ATTORNEY GRIEV. OF COMM'N MARYLAND v. Kandel

*283RODOWSKY, Judge,

concurring in part and dissenting in part.

I concur in the conclusion that respondent, Nelson Kandel (Kandel), violated DR 5-103(B) but not for the reason emphasized by the majority. It is unnecessary in this case to hold that “[t]he advancement of funds for medical treatment, or for transportation to a medical office for treatment, is a violation of DR 5-103(B).” 317 Md. at 279, 563 A.2d at 389. All of Kandel’s exceptions challenge fact-findings by Judge Gordy, but those fact-findings are not clearly erroneous. Nor is Judge Gordy’s conclusion that Kandel was advancing funds for Prescimone’s living expenses, predicated on a legal conclusion which gave an erroneously narrow meaning to “expenses of litigation,” within the meaning of DR 5-103(B). This is made abundantly clear by Judge Gordy’s finding concerning the cumulative effect of the evidence.

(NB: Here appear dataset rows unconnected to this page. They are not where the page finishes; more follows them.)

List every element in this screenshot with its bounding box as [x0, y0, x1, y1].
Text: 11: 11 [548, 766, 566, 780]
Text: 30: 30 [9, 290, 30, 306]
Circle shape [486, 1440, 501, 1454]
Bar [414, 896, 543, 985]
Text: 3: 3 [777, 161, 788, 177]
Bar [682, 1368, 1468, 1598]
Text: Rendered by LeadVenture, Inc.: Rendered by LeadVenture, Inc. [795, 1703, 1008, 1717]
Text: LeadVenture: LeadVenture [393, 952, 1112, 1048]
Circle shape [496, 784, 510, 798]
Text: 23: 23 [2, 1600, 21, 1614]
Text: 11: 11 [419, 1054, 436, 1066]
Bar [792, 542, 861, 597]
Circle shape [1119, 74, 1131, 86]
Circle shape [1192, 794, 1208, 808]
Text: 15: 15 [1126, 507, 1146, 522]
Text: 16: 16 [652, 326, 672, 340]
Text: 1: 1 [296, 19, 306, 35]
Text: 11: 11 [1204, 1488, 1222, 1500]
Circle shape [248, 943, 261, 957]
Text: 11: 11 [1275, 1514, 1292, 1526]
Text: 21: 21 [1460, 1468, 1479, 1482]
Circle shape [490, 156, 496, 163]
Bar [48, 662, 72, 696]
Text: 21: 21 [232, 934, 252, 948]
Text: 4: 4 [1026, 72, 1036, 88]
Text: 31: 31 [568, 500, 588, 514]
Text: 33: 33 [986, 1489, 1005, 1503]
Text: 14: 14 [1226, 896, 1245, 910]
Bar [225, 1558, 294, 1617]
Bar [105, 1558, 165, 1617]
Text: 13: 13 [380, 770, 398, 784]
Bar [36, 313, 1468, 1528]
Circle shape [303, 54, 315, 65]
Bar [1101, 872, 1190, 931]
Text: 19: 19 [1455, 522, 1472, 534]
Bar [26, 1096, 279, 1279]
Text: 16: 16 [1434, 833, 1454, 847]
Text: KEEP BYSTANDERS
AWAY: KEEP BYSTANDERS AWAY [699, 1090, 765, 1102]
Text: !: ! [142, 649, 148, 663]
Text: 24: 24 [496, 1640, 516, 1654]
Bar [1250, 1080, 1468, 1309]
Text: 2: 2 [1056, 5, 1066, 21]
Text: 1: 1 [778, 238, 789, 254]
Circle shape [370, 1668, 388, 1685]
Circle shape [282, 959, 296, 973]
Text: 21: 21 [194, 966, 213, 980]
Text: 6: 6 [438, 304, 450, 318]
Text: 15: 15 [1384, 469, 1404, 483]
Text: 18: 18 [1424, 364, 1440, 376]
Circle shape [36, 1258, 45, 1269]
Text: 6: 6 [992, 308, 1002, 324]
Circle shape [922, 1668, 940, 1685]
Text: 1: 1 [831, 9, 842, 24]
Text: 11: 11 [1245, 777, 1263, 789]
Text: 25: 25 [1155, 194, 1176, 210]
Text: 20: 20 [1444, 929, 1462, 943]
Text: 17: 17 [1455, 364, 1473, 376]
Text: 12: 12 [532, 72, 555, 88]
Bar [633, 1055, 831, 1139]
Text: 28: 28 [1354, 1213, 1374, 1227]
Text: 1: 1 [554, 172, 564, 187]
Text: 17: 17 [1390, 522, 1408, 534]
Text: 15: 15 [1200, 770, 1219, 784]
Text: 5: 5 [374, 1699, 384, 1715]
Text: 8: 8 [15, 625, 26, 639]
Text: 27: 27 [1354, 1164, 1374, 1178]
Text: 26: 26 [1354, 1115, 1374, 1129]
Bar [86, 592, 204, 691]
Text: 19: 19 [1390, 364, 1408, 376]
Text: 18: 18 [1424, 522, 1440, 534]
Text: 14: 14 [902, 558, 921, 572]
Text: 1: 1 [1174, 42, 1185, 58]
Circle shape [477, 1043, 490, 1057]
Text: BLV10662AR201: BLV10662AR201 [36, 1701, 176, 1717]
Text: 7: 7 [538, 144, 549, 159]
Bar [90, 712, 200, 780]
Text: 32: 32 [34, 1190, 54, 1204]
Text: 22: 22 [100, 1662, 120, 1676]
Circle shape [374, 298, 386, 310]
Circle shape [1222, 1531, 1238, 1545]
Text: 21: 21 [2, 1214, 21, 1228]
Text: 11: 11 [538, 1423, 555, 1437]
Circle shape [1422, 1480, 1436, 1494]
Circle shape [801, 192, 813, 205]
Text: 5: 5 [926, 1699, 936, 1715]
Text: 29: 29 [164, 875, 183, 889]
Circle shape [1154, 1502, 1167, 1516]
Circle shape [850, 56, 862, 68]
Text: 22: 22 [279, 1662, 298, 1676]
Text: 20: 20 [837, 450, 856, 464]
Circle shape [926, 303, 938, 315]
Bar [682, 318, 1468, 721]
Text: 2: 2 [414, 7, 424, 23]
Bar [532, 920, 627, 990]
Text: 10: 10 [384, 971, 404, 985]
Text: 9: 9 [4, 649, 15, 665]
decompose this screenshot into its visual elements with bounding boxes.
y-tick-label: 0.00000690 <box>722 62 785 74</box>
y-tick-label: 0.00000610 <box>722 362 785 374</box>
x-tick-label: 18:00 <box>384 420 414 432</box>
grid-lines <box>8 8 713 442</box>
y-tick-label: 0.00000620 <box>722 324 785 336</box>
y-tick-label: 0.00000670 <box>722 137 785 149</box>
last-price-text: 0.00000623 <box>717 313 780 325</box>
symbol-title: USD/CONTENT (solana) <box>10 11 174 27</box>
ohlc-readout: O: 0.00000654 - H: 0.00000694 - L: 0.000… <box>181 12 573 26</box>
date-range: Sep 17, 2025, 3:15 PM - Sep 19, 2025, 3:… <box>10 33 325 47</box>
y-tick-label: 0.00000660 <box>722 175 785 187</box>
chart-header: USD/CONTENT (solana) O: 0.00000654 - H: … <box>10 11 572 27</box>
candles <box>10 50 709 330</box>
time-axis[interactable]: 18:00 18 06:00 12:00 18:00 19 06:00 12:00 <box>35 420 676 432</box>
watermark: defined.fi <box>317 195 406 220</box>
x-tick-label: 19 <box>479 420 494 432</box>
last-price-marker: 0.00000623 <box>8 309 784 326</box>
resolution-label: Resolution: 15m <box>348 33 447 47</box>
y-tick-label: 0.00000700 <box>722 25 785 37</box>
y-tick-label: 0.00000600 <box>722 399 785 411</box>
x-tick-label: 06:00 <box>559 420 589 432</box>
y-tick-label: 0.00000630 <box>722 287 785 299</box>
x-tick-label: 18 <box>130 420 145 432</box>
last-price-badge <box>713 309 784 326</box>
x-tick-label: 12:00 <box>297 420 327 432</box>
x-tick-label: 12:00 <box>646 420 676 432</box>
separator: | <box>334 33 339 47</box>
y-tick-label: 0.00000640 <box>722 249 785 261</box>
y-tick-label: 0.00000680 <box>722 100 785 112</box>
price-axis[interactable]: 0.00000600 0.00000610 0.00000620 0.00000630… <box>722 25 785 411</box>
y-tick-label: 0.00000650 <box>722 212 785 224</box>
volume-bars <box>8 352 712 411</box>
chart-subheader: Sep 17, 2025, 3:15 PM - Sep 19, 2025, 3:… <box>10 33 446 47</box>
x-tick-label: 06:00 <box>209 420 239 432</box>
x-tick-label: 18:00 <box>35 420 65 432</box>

“The extant pattern was very simple factually: Client would approach Respondent and on each occasion proclaim poverty and request financial assistance. Respondent’s response on each and every occasion, regardless of the surrounding circumstances, was to arbitrarily and capriciously set an amount and give money (cash or personal business check) spontaneously to Client. The pattern exposes financial advances from Respondent to Client that are but ‘thinly veiled’ living expenses, as divulged from the total and complete facts, existing throughout the period complained of.
“I find from clear and convincing evidence that these eight (8) advances from Respondent to Client were in fact for living expenses.”

Because there is no need to decide the instant matter on that narrow construction of DR 5-103(B), I would leave the construction issue for some other case in which the issue must be faced squarely.

Further, I dissent from the sanction. Inasmuch as there is a pattern of eight loans made for living expenses over the course of two separate cases, I believe these violations warrant more than a reprimand. Recognizing that the *284instant matter does not involve additional violations of other types, cf Attorney Grievance Comm’n v. Harris, 310 Md. 197, 528 A.2d 895 (1987), cert. denied, — U.S. -, 108 S.Ct. 1020, 98 L.Ed.2d 985 (1988) (six month suspension imposed for violation of several disciplinary rules), and giving due regard to Kandel’s many years of practice untainted by any disciplinary violations, I would suspend Kandel for thirty days.

McAULIFFE and ADKINS, JJ., have authorized me to state that they join in this concurring and dissenting opinion.